This formula lacks the consideration of gaps. Simply put, gaps (including N-terminal and C-terminal gaps) can be treated as the 21st amino acid. An important problem of this approach is that the weights of gappy sequences in a gappy MSA will be underestimated. One can avoid this problem by considering an MSA subregion with few or no gaps for PSSW calculation. This is expected to be advantageous for dealing with MSAs constructed from local alignments that are likely to include many gaps. PSI-BLAST defines such blocks for individual positions. PSI-BLAST first selects a subset of sequences (a reduced MSA) in an MSA, such that no gap is included at a position of interest j. PSI-BLAST then collects starting and ending positions of all pairwise alignments between query and subjects in the reduced MSA to define the boundary of the block as the starting and ending positions closest to j [3]. This approach also has an important limitation: The block width can be extremely narrow, failing to reflect actual evolutionary information.

This study demonstrates that such narrow blocks are created during the PSSM construction of PSI-BLAST, which gives rise to inaccurate calculation of PSSW and PSSM, and which thereby drastically hampers the homology detection performance. We propose a simple method for better PSSW calculation, which boosts the PSI-BLAST performance.

Implementation

Narrow blocks result in wrong sequence weight calculation

To exemplify the effect of narrow blocks, we show two artificial MSAs presented in Fig. 1. The MSA in Fig. 1a (MSA-A) is a subset of AAA ATPase MSA in the Pfam database [10]. The MSA in Fig. 1b (MSA-B) is identical to MSA-A except for 10th and 11th sequences, which were derived from the 10th sequence in MSA-A by dividing it into two pieces with an overlap at position 19. The two MSAs were converted to PSSMs (Additional files 1 and 2, respectively) by PSI-BLAST search against a dummy database with “-in_msa”, “-num_iterations 1” and ‘-out_ascii_pssm’ options.
Fig. 1

Examples showing the sequence weight calculation of PSI-BLAST and PSI-BLASTexB. a Sequence weights (shown on the right side) of all positions in the MSA were calculated from a single block covering the whole alignment. b PSI-BLAST divided the MSA into three blocks (blue, orange, and green) and calculated sequence weights for each block. Sequence weights calculated from the blocks are shown on the right side with the same color. For the orange block that is one aa long, PSI-BLASTexB extends the block such that the block width becomes MBW (red block). Weights calculated from the red block are also shown. See Methods for detailed procedures. “seq7” has no amino acid at position 23. For that reason, the sequence weights of other sequences are calculated ignoring “seq7” at the position

We checked the inner variables of PSI-BLAST to mark blocks on MSA-A and MSA-B (Fig. 1). A block that covers the whole MSA was used for all positions in MSA-A because it lacks gaps, whereas three blocks were generated for MSA-B, where the block width (l) at position 19 is one (Fig. 1b, orange block). At position 19, the weights of the sequences not only of seq10a and seq10b but also of seq1-9 in MSA-B deviate drastically from those in MSA-A. Consequently, at position 19 of MSA-B, the weighted percentage of alanine, leucine, isoleucine, and serine were equally 25 (Additional file 2). Because when l is one, the number of sequences which have a at j is n aj . The weighted probabilities of amino acids are 1/(r j * n aj )* n aj  = 1/r j . In MSA-A, the weighted percentage of those 4 amino acids were 62, 15, 12, and 11, respectively (Additional file 1), demonstrating the limitation of PSI-BLAST PSSW calculation when the block width is tiny.

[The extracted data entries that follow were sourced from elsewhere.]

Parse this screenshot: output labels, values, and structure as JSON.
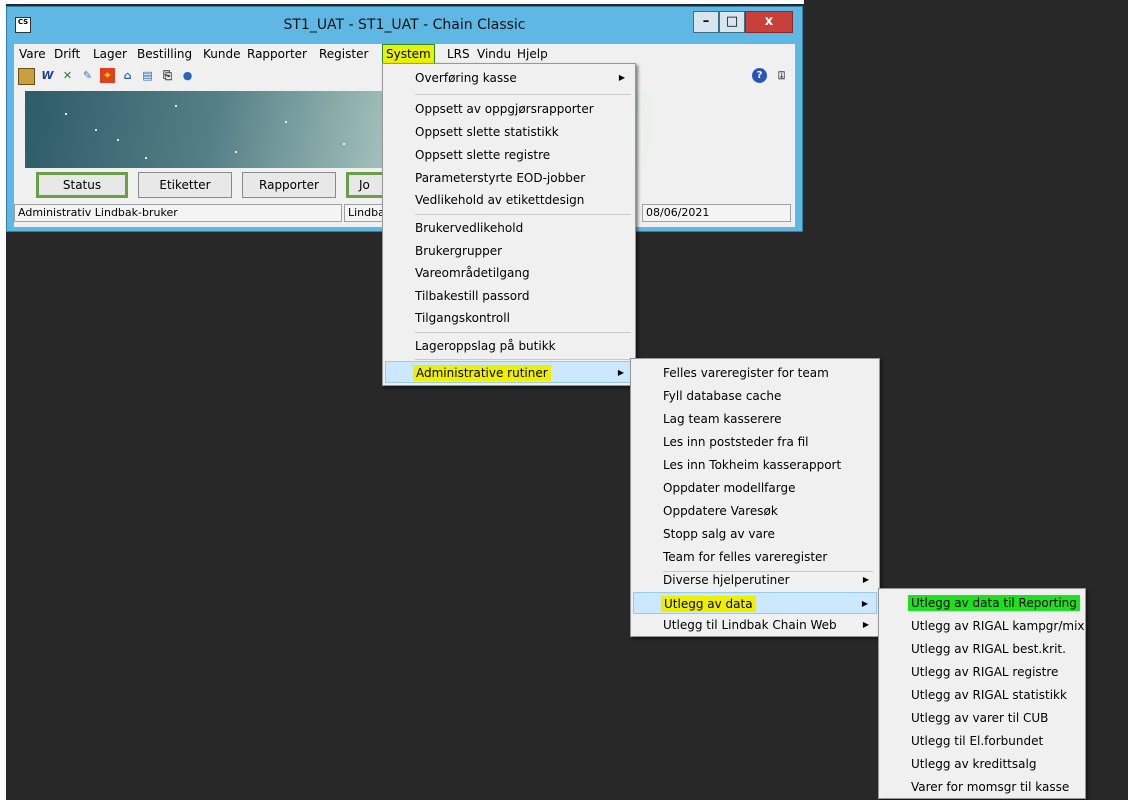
{
  "window": {
    "title": "ST1_UAT  -  ST1_UAT  -  Chain Classic",
    "icon_text": "CS"
  },
  "menubar": [
    "Vare",
    "Drift",
    "Lager",
    "Bestilling",
    "Kunde",
    "Rapporter",
    "Register",
    "System",
    "LRS",
    "Vindu",
    "Hjelp"
  ],
  "toolbar_icons": [
    "calculator-icon",
    "word-icon",
    "excel-icon",
    "edit-icon",
    "shield-icon",
    "home-icon",
    "document-icon",
    "print-preview-icon",
    "globe-icon",
    "help-icon",
    "exit-door-icon"
  ],
  "buttons": {
    "status": "Status",
    "etiketter": "Etiketter",
    "rapporter": "Rapporter",
    "jo": "Jo"
  },
  "statusbar": {
    "user": "Administrativ Lindbak-bruker",
    "lindbak": "Lindbak",
    "date": "08/06/2021"
  },
  "system_menu": {
    "overforing": "Overføring kasse",
    "oppgjor": "Oppsett av oppgjørsrapporter",
    "slette_statistikk": "Oppsett slette statistikk",
    "slette_registre": "Oppsett slette registre",
    "eod": "Parameterstyrte EOD-jobber",
    "etikett": "Vedlikehold av etikettdesign",
    "brukervedlikehold": "Brukervedlikehold",
    "brukergrupper": "Brukergrupper",
    "vareomrade": "Vareområdetilgang",
    "passord": "Tilbakestill passord",
    "tilgang": "Tilgangskontroll",
    "lageroppslag": "Lageroppslag på butikk",
    "admin": "Administrative rutiner"
  },
  "admin_menu": {
    "felles": "Felles vareregister for team",
    "fyll": "Fyll database cache",
    "lag_team": "Lag team kasserere",
    "poststeder": "Les inn poststeder fra fil",
    "tokheim": "Les inn Tokheim kasserapport",
    "modellfarge": "Oppdater modellfarge",
    "varesok": "Oppdatere Varesøk",
    "stopp": "Stopp salg av vare",
    "team_felles": "Team for felles vareregister",
    "diverse": "Diverse hjelperutiner",
    "utlegg_data": "Utlegg av data",
    "utlegg_web": "Utlegg til Lindbak Chain Web"
  },
  "export_menu": {
    "reporting": "Utlegg av data til Reporting",
    "kampgr": "Utlegg av RIGAL kampgr/mix",
    "bestkrit": "Utlegg av RIGAL best.krit.",
    "registre": "Utlegg av RIGAL registre",
    "statistikk": "Utlegg av RIGAL statistikk",
    "cub": "Utlegg av varer til CUB",
    "elforbundet": "Utlegg til El.forbundet",
    "kredittsalg": "Utlegg av kredittsalg",
    "momsgr": "Varer for momsgr til kasse"
  },
  "colors": {
    "highlight_yellow": "#eef000",
    "highlight_green": "#1ee01e",
    "title_bar": "#5fb8e3",
    "desktop": "#282828"
  }
}
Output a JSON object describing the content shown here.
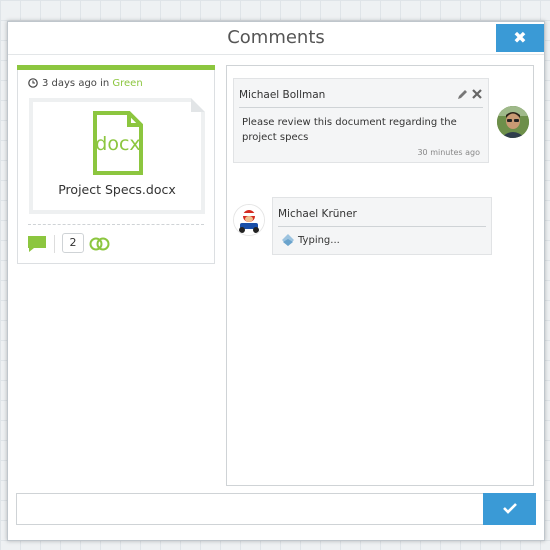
{
  "modal": {
    "title": "Comments",
    "close_icon": "close-icon"
  },
  "file_card": {
    "time_ago": "3 days ago in ",
    "group": "Green",
    "file_type_label": "docx",
    "file_name": "Project Specs.docx",
    "comment_count": "2",
    "accent_color": "#8cc63f"
  },
  "comments": [
    {
      "author": "Michael Bollman",
      "text": "Please review this document regarding the project specs",
      "time": "30 minutes ago",
      "icons": [
        "edit-icon",
        "delete-icon"
      ]
    },
    {
      "author": "Michael Krüner",
      "status": "Typing..."
    }
  ],
  "composer": {
    "placeholder": "",
    "send_icon": "check-icon",
    "button_color": "#3a9ad6"
  }
}
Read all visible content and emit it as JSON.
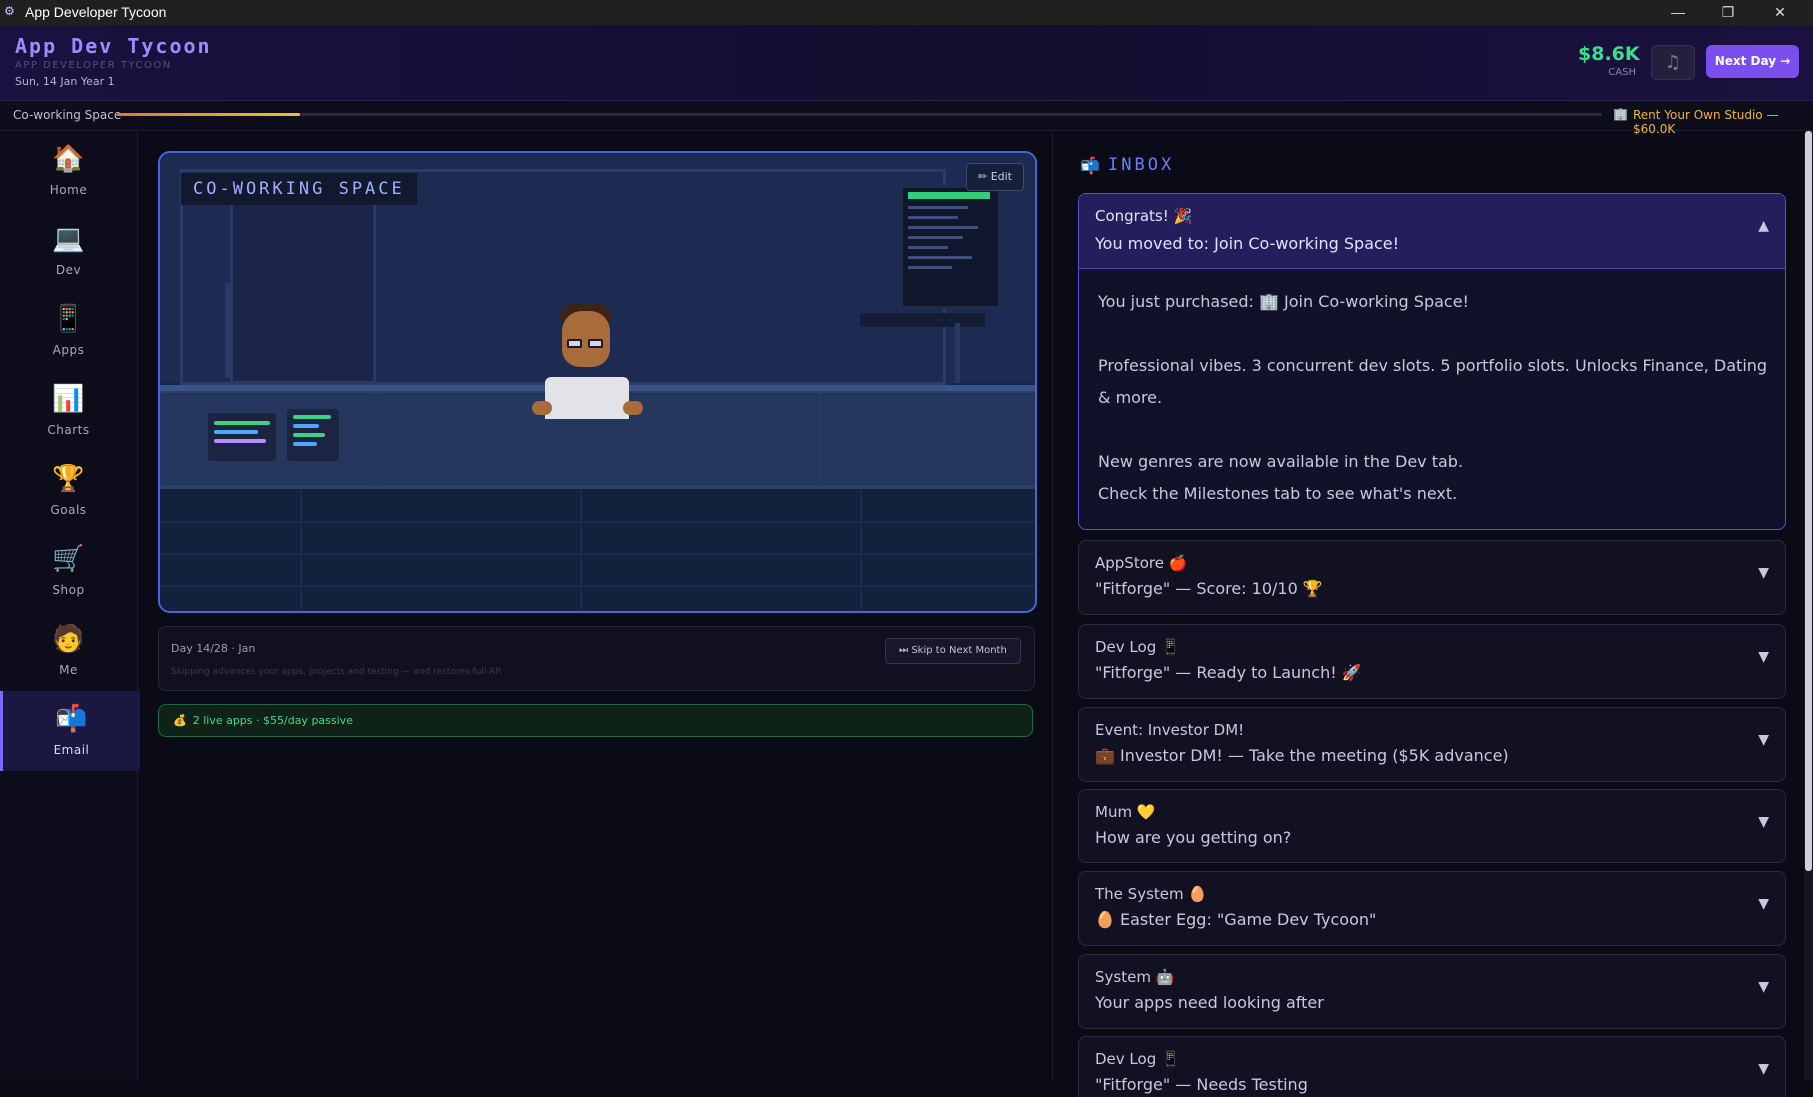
{
  "window": {
    "title": "App Developer Tycoon",
    "minimize": "—",
    "restore": "❐",
    "close": "✕"
  },
  "header": {
    "title": "App Dev Tycoon",
    "subtitle": "APP DEVELOPER TYCOON",
    "date": "Sun, 14 Jan Year 1",
    "cash_value": "$8.6K",
    "cash_label": "CASH",
    "music_icon": "♫",
    "next_day": "Next Day →"
  },
  "progress": {
    "location": "Co-working Space",
    "fraction": 0.123,
    "target": "Rent Your Own Studio — $60.0K",
    "target_icon": "🏢"
  },
  "sidebar": {
    "items": [
      {
        "label": "Home",
        "icon": "🏠"
      },
      {
        "label": "Dev",
        "icon": "💻"
      },
      {
        "label": "Apps",
        "icon": "📱"
      },
      {
        "label": "Charts",
        "icon": "📊"
      },
      {
        "label": "Goals",
        "icon": "🏆"
      },
      {
        "label": "Shop",
        "icon": "🛒"
      },
      {
        "label": "Me",
        "icon": "🧑"
      },
      {
        "label": "Email",
        "icon": "📬"
      }
    ],
    "active": "Email"
  },
  "scene": {
    "label": "CO-WORKING SPACE",
    "edit": "✏ Edit"
  },
  "day_card": {
    "label": "Day 14/28 · Jan",
    "hint": "Skipping advances your apps, projects and testing — and restores full AP.",
    "skip": "⏭ Skip to Next Month"
  },
  "passive": {
    "icon": "💰",
    "text": "2 live apps · $55/day passive"
  },
  "inbox": {
    "icon": "📬",
    "title": "INBOX",
    "open_mail": {
      "from": "Congrats! 🎉",
      "subject": "You moved to: Join Co-working Space!",
      "chevron": "▲",
      "body": [
        "You just purchased: 🏢 Join Co-working Space!",
        "Professional vibes. 3 concurrent dev slots. 5 portfolio slots. Unlocks Finance, Dating & more.",
        "New genres are now available in the Dev tab.",
        "Check the Milestones tab to see what's next."
      ]
    },
    "mails": [
      {
        "from": "AppStore 🍎",
        "subject": "\"Fitforge\" — Score: 10/10 🏆",
        "chevron": "▼"
      },
      {
        "from": "Dev Log 📱",
        "subject": "\"Fitforge\" — Ready to Launch! 🚀",
        "chevron": "▼"
      },
      {
        "from": "Event: Investor DM!",
        "subject": "💼 Investor DM! — Take the meeting ($5K advance)",
        "chevron": "▼"
      },
      {
        "from": "Mum 💛",
        "subject": "How are you getting on?",
        "chevron": "▼"
      },
      {
        "from": "The System 🥚",
        "subject": "🥚 Easter Egg: \"Game Dev Tycoon\"",
        "chevron": "▼"
      },
      {
        "from": "System 🤖",
        "subject": "Your apps need looking after",
        "chevron": "▼"
      },
      {
        "from": "Dev Log 📱",
        "subject": "\"Fitforge\" — Needs Testing",
        "chevron": "▼"
      }
    ]
  }
}
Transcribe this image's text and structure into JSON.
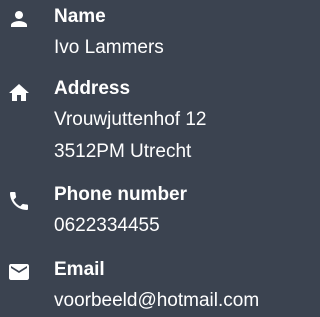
{
  "contact": {
    "name": {
      "icon": "person-icon",
      "label": "Name",
      "value": "Ivo Lammers"
    },
    "address": {
      "icon": "home-icon",
      "label": "Address",
      "lines": [
        "Vrouwjuttenhof 12",
        "3512PM Utrecht"
      ]
    },
    "phone": {
      "icon": "phone-icon",
      "label": "Phone number",
      "value": "0622334455"
    },
    "email": {
      "icon": "mail-icon",
      "label": "Email",
      "value": "voorbeeld@hotmail.com"
    }
  },
  "colors": {
    "background": "#3b4350",
    "text": "#ffffff"
  }
}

Block extended PSI-BLAST (PSI-BLASTexB)

A simple and direct solution of this problem is to prevent block widths from being narrower than a certain width by exceptionally allowing gaps in the blocks. These gaps might cause the underestimation of gappy sequences in an alignment as discussed above, which however would certainly be a better estimation than the weights calculated for blocks having width of several residues.

The PSI-BLAST source code in the BLAST+ package [11] was downloaded from the BLAST FTP site (ftp://ftp.ncbi.nlm.nih.gov/blast/executables/blast+/2.5.0/). We revised the PSI-BLAST code and added lines after line 1415 of ncbi-blast-2.5.0 + −src/c++/src/algo/blast/core/blast_psi_priv.c, as shown below.

It implements the minimum block width (MBW), which is “1” in the original code. Blocks with widths < MBW are extended front and rear by MBW-1 until the termini of the MSA. For example, when MBW is 13, the deviated weights of MSA-B (Fig. 1b, red block) became similar to the weights of MSA-A (Fig. 1a). The resulting PSSM of MSA-B with MBW13 is provided as Additional file 3. The source code was configured with “--with-bin-release” and “--with-ncbi-public” options and compiled by the make command with no options. We designate the modified PSI-BLAST as PSI-BLASTexB.

Benchmark dataset

The search performance was compared using SCOP20_training, SCOP20_validation and CATH20-SCOP datasets, as established in our previous study [12]. The SCOP20_training and SCOP20_validation datasets were derived from the non-redundant set of 7074 proteins (SCOP20), which was provided by the ASTRAL compendium [13]. The 7074 sequences were divided into two groups for parameter optimization (SCOP20_training) and performance evaluation (SCOP20_validation). CATH20-SCOP dataset was derived from the CATH database [14] excluding sequences in the SCOP database. The sequences in the datasets were filtered so that the sequences did not have > 20% mutual sequence identity. Finally, our dataset included respectively 3537, 3537, and 1754 sequences. All datasets are available from http://csas.cbrc.jp/Ssearch/benchmark/.

PSSM construction

PSSMs for individual sequences in the benchmark datasets were constructed using PSI-BLAST and PSI-BLASTexB against the Uniref50 dataset (Release 2015_10) [15] downloaded from the UniProt FTP site (ftp://ftp.uniprot.org/pub/databases/uniprot/uniref/uniref50/). In this study, PSSMs for iteration X were generated using the following command:

psiblast -query < QUERY > −db < UNIREF50 DB > −out_pssm < PSSM PATH > −num_iterations < X > −num_alignments 1000000.

We also extracted an MSA consisting of hits from a PSI-BLAST search with “-num_interation 1” option, and used the MSA directly to another search against Uniref50 using the “-in_msa” option, which is an alternative method of running an iterative PSI-BLAST search with an MSA instead of a query (“-query”) or checkpoint PSSM (“-in_pssm”).

Performance evaluation

Similarity searches were conducted respectively against benchmark datasets using the constructed PSSMs and MSAs as queries using the “-in_pssm” and “-in_msa” options. We followed the rule set proposed by Julian Gough (http://www.supfam.org/SUPERFAMILY/ruleset.html) [16] to define true positive (TP) and false positive (FP) hits at the superfamily level. Superfamily definitions of the rule set differ from the original ones of SCOP. The rule set also excludes hits with a potential homologous relation from FPs.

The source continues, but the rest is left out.